Meist begnügte sich der Umweltschützer, Zusammenhänge aufzuzeigen und Fragen zu stellen – sodass die nachdenklich gestimmten Zuhörerinnen und Zuhörer sich selbst die richtigen Antworten geben mussten. Doch manchmal sagte er es auch deutsch und deutlich: «Die Pappelallee muss dringend entfernt werden.»
«Wir haben die Landschaften und die Natur, die wir verdienen, die unser individuelles Handeln gestaltet», gab Luick als Fazit zu bedenken. «Nicht nur die anderen sind daran schuld: die Politik, die Industrie, der Handel, die Produzenten und Landnutzer, die globalen Vorgaben, die gesellschaftlichen Normen und Kapitalinteressen. Auch wir, die Individuen, die Verbraucher, stehen in der Pflicht und können mit unserem Verhalten Entscheidendes bewirken.»

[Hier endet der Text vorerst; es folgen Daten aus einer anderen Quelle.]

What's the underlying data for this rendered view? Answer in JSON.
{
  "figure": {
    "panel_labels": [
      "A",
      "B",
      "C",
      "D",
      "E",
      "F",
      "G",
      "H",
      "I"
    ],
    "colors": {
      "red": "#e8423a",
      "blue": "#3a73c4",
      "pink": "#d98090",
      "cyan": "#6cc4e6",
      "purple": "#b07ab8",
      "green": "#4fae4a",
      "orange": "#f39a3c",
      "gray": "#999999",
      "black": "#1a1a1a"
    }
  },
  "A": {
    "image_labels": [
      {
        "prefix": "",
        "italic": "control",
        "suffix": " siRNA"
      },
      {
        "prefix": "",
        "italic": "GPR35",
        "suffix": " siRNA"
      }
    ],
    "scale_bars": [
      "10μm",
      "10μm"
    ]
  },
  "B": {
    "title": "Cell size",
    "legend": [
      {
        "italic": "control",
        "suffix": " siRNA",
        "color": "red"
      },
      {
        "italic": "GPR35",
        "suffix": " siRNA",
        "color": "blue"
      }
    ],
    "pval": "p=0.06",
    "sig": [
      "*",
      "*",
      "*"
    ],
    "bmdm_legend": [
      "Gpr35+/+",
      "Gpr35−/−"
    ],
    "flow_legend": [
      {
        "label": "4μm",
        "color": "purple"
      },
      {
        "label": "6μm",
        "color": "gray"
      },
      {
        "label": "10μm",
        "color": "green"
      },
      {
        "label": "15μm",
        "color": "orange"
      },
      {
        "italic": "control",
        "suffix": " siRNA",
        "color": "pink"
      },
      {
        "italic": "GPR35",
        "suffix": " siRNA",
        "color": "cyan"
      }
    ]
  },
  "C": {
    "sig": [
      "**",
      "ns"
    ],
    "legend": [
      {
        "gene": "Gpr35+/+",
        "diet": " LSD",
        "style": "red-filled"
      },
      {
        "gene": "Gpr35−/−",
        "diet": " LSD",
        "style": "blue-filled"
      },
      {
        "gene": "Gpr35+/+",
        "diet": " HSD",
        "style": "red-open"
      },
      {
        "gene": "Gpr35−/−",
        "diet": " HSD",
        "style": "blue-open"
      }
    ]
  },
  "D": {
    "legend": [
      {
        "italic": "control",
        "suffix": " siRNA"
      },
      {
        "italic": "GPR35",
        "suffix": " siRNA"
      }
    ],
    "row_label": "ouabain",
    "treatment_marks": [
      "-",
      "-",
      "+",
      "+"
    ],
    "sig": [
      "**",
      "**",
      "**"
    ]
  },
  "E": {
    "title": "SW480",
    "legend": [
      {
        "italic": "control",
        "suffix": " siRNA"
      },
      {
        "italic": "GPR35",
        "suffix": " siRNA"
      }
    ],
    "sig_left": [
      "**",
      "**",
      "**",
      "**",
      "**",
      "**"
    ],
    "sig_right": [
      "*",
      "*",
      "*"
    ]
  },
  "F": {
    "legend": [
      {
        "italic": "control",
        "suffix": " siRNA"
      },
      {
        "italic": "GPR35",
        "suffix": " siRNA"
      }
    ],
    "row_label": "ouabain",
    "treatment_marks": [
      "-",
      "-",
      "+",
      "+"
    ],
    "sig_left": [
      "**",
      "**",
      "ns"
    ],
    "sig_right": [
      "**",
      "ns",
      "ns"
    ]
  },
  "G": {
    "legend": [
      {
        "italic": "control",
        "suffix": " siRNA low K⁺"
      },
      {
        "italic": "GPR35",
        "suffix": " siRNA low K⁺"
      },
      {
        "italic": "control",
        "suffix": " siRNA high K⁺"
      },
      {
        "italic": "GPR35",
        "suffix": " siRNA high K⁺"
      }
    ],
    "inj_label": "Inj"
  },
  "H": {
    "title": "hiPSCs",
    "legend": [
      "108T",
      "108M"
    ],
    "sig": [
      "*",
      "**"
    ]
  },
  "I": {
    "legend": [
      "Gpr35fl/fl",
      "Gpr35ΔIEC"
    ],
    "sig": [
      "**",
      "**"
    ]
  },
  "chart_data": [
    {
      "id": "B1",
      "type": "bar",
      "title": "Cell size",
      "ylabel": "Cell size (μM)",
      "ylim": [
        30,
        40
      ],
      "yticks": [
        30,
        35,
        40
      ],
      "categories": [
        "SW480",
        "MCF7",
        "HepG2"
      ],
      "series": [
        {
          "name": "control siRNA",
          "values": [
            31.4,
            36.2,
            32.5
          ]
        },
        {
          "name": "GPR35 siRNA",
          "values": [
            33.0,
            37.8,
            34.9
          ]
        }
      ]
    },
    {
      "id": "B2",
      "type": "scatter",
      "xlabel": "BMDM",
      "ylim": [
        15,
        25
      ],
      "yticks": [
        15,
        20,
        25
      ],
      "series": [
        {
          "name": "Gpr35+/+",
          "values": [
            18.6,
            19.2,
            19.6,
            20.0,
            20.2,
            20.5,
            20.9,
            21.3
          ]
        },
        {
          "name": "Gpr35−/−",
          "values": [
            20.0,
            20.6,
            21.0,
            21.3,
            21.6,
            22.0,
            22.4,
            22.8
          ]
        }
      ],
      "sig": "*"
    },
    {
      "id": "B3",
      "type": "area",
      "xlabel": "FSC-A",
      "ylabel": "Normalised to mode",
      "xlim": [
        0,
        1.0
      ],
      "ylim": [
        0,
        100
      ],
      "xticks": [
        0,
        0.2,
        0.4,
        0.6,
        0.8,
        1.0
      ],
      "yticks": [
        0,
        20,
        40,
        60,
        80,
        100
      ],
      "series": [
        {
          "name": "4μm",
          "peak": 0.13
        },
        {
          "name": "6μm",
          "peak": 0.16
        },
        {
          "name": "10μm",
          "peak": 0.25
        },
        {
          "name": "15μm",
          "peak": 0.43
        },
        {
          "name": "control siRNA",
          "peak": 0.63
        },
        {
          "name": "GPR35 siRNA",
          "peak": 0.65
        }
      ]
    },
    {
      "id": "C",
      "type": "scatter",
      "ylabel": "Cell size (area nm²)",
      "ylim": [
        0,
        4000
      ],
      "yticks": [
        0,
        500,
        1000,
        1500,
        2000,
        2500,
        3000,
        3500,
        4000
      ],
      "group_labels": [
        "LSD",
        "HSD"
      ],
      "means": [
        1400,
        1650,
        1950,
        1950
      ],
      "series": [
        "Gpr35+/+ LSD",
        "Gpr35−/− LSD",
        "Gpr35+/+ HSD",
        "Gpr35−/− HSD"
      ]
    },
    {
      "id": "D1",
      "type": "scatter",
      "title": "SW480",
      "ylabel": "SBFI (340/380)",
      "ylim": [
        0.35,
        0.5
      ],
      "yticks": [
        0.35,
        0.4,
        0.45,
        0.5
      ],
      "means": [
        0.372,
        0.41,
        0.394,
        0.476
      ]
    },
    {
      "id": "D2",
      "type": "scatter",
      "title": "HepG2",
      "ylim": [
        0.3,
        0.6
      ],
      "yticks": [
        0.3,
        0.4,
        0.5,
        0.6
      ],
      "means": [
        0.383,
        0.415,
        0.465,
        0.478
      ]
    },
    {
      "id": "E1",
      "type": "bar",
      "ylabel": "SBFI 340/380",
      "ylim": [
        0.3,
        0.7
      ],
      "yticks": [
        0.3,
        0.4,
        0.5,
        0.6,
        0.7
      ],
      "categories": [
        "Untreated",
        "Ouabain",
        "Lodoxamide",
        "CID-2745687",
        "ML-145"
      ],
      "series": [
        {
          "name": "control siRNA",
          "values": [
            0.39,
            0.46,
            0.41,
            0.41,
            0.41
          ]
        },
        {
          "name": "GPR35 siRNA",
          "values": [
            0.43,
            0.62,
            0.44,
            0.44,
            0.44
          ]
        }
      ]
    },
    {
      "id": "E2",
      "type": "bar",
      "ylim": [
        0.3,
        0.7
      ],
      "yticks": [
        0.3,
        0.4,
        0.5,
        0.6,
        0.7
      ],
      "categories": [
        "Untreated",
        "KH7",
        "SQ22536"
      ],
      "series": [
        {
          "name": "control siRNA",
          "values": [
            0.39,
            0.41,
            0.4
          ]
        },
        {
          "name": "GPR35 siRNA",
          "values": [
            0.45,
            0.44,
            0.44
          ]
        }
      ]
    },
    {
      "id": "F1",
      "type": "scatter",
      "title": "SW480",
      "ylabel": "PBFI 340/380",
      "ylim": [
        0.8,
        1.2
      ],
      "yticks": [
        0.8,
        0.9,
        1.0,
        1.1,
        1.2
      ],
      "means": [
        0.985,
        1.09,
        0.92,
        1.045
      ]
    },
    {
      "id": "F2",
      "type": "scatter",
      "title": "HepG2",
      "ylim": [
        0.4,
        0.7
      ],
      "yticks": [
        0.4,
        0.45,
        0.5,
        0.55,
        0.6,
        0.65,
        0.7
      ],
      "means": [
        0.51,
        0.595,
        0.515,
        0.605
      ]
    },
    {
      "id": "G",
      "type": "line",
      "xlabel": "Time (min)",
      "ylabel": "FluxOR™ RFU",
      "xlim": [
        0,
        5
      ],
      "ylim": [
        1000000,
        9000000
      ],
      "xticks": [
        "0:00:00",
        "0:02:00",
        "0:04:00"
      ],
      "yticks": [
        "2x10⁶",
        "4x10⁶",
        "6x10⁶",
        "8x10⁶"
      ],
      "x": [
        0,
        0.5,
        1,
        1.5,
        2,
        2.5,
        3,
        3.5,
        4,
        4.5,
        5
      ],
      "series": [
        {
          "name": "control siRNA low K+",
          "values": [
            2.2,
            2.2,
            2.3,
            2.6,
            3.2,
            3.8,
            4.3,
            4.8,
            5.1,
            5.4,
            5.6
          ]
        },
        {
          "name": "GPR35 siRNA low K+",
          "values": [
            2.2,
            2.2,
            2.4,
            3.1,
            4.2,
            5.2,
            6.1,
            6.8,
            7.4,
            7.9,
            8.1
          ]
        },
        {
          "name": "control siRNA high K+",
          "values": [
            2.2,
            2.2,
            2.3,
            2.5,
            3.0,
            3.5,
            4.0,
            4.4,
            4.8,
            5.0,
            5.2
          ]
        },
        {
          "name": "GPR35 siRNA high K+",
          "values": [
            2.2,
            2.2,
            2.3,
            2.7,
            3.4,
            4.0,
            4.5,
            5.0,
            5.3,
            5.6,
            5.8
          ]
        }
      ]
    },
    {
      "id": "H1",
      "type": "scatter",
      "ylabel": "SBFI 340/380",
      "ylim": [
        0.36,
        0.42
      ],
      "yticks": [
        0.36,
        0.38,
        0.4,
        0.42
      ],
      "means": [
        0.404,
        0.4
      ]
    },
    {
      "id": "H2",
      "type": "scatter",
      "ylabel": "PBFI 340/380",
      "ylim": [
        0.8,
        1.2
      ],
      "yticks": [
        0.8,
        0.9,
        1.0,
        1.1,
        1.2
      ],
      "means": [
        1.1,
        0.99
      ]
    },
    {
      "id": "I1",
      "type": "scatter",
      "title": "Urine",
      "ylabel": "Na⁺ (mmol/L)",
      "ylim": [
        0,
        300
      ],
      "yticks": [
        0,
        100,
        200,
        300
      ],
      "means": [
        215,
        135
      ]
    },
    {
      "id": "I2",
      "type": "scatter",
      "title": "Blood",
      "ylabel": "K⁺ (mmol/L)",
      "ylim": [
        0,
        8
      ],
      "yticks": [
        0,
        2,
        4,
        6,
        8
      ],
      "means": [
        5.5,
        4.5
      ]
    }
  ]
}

0,1 Prozent unberührte Natur
Ursprüngliche Naturlandschaften gibt es in unserer deutschen Nachbarschaft übrigens nur noch drei (0,1 Prozent der Fläche): die Linden-Blockschuttwälder am Hohenstoffeln und am Hohenkrähen, die Mündung der Radolfzeller Aach in den Bodensee und die Schilfröhrichte im Wollmatinger und Radolfzeller Aachried. Und als Urwald der Zukunft kommt der Hohentwielwald hinzu. 1890 wurde der kahle Hohentwiel als hässlich empfunden. Deshalb wurden 12 000 Bäume und Büsche gepflanzt. 1923 wurde das Gebiet zum Bannwald erklärt, den man vollständig sich selbst überlässt. Seither sind die exotischen Arten verschwunden und die einheimischen Baum- und Straucharten haben sich durchgesetzt. Die Natur kann manches korrigieren, wenn man ihr die Chance lässt.